Une installation d’alfredo jaar aux 44° rencontres de la photographie (Arles)

Les installations chocs d’Alfredo Jaar sur le pouvoir des images

Philippe Francais
Le monde qui vient
3 min readAug 22, 2013

--

Beaucoup de critiques l’ont intronisée “exposition phare” des 44e Rencontres Internationales de la Photo à Arles*. Et pourtant, Alfredo Jaar n’est pas photographe. “Je suis un architecte qui fait de l’art“ explique cet artiste chilien basé à New York.

Son travail consiste principalement à interroger la photographie et les médias dans leur rôle de construction des représentations politiques du monde. ”Politique des Images“ est le nom de la remarquable exposition qu’il présente à l’Église des Frères-Prêcheurs. Et tout journaliste ou photographe de presse doit y courir avant la clôture, ce dimanche 25 août à 19h00 !

Dès l’entrée, un immense panneau de néons blancs aveugle le visiteur. Mettre en lumière peut vouloir dire éblouir. Et la machine à fabriquer l’information sait aussi devenir experte dans ce domaine. Alfredo Jaar nous interpelle : vous voyez des images, mais elles sont vides de sens.

Par exemple ce montage saisissant réalisé à partir de la fameuse photo de la “war room” à la Maison Blanche, lors de l’attaque contre la planque d’Oussama Ben Laden. On y voit le Président Obama, sa Ministre Hillary Clinton et l’ensemble de son staff les yeux rivés vers un écran invisible. Le cadre suivant est une image blanche où Alfredo Jaar aurait voulu montrer le ”cadavre de l’ennemi public n°1“. Mais cette photo n’existe pas, où plutôt, elle est interdire de publication.
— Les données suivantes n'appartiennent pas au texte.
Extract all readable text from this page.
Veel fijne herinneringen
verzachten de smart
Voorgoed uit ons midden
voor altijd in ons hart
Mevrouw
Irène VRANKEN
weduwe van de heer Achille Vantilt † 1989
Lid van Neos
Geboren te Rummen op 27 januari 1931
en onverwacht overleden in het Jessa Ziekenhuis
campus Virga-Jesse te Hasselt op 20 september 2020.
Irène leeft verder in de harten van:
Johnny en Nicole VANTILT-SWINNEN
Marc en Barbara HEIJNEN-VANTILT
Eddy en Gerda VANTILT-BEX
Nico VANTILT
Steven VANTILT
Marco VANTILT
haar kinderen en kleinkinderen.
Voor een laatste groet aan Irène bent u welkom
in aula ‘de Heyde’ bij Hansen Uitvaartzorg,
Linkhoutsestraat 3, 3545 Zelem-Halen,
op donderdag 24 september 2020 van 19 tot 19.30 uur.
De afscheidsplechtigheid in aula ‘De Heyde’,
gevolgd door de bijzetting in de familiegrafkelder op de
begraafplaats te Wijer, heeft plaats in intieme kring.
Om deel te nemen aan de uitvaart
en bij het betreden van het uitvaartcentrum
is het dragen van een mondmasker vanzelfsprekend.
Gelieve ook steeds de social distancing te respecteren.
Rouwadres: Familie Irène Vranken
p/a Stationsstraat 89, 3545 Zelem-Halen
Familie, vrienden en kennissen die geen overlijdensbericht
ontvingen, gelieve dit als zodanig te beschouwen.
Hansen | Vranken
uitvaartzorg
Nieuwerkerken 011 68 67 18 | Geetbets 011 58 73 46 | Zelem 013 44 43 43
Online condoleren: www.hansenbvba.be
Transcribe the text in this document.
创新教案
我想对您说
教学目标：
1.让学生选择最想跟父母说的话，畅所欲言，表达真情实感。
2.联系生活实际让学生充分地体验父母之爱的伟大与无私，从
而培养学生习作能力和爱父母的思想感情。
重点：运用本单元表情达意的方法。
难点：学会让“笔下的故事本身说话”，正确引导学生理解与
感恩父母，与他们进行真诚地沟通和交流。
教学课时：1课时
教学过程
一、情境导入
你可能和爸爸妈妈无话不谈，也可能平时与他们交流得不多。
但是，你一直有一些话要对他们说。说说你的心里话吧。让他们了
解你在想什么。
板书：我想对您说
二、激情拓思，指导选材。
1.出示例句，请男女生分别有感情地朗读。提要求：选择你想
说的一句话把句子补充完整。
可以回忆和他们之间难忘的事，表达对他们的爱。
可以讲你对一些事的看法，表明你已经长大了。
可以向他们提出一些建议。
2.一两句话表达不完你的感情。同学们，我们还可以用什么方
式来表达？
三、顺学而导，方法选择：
“Je me refuse de participer à la pornographie de la violence et de la misère — souligne Alfredo Jaar — Je crois que c’est important de parler de certaines choses, mais de le faire avec dignité pour les victimes, de le faire avec élégance, avec poésie…“.

Le génocide rwandais est le centre de gravité de cette exposition. Et chaque installation sur ce thème ébranle nos certitudes bien pensantes.

La crypte où sont enfermés dans des boîtes noires, comme des sarcophages, ses photos invisibles du drame rwandais, avec seulement une légende écrite sur le couvercle, comme une épitaphe qui nous oblige à penser l’image avant de ne pouvoir la regarder… Ou encore cette montagne de milliers de diapositives posées en vrac, posées comme un charnier et qui représente chacune le regard d’un enfant rwandais rescapé de l’horreur qu’Alfredo a rencontré et dont il nous raconte l’histoire.

Une réflexion profonde sur le pouvoir des images et une intelligente scénographie sous les voutes magnifiques de l’Église des Frères-Prêcheurs font de cette exposition un moment exceptionnel qui donne à voir un artiste qui n’a jamais montré en France une telle somme de ses œuvres.

* Le Monde, Rue 89, RFI…

Philippe Français

Écoutez ici l’excellent interview d’Alfredo Jaar à propos de cette exposition, interview réalisée par Muriel Maalouf pour RFI

Alfredo Jaar, “La Politique des images”. Jusqu’au 25 août 2013. Église des Frères-Prêcheurs, Arles. De 10 heures à 19 h 30. 8 €

Alfredo Jaar

Né en 1956 à Santiago du Chili.

Vit et travaille à New York.

Alfredo Jaar est artiste, architecte et réalisateur. Il a participé à la Documenta, à la biennale de São Paulo et à celle de Venise où il représente le Chili cette année. Ses expositions majeures ont notamment eu lieu au New Museum of Contemporary Art de New York, à la Whitechapel Gallery de Londres et il a fait l’objet d’une récente rétrospective à Berlin.

Il réalisé plus de soixante projets publics dans le monde, parmi lesquels The Geometry of Conscience, un mémorial permanent commandé par le musée de la Mémoire et des droits de l’homme de Santiago. Il a notamment remporté les bourses Guggenheim et MacArthur ainsi que le Premio Extremadura a la Creación espagnol.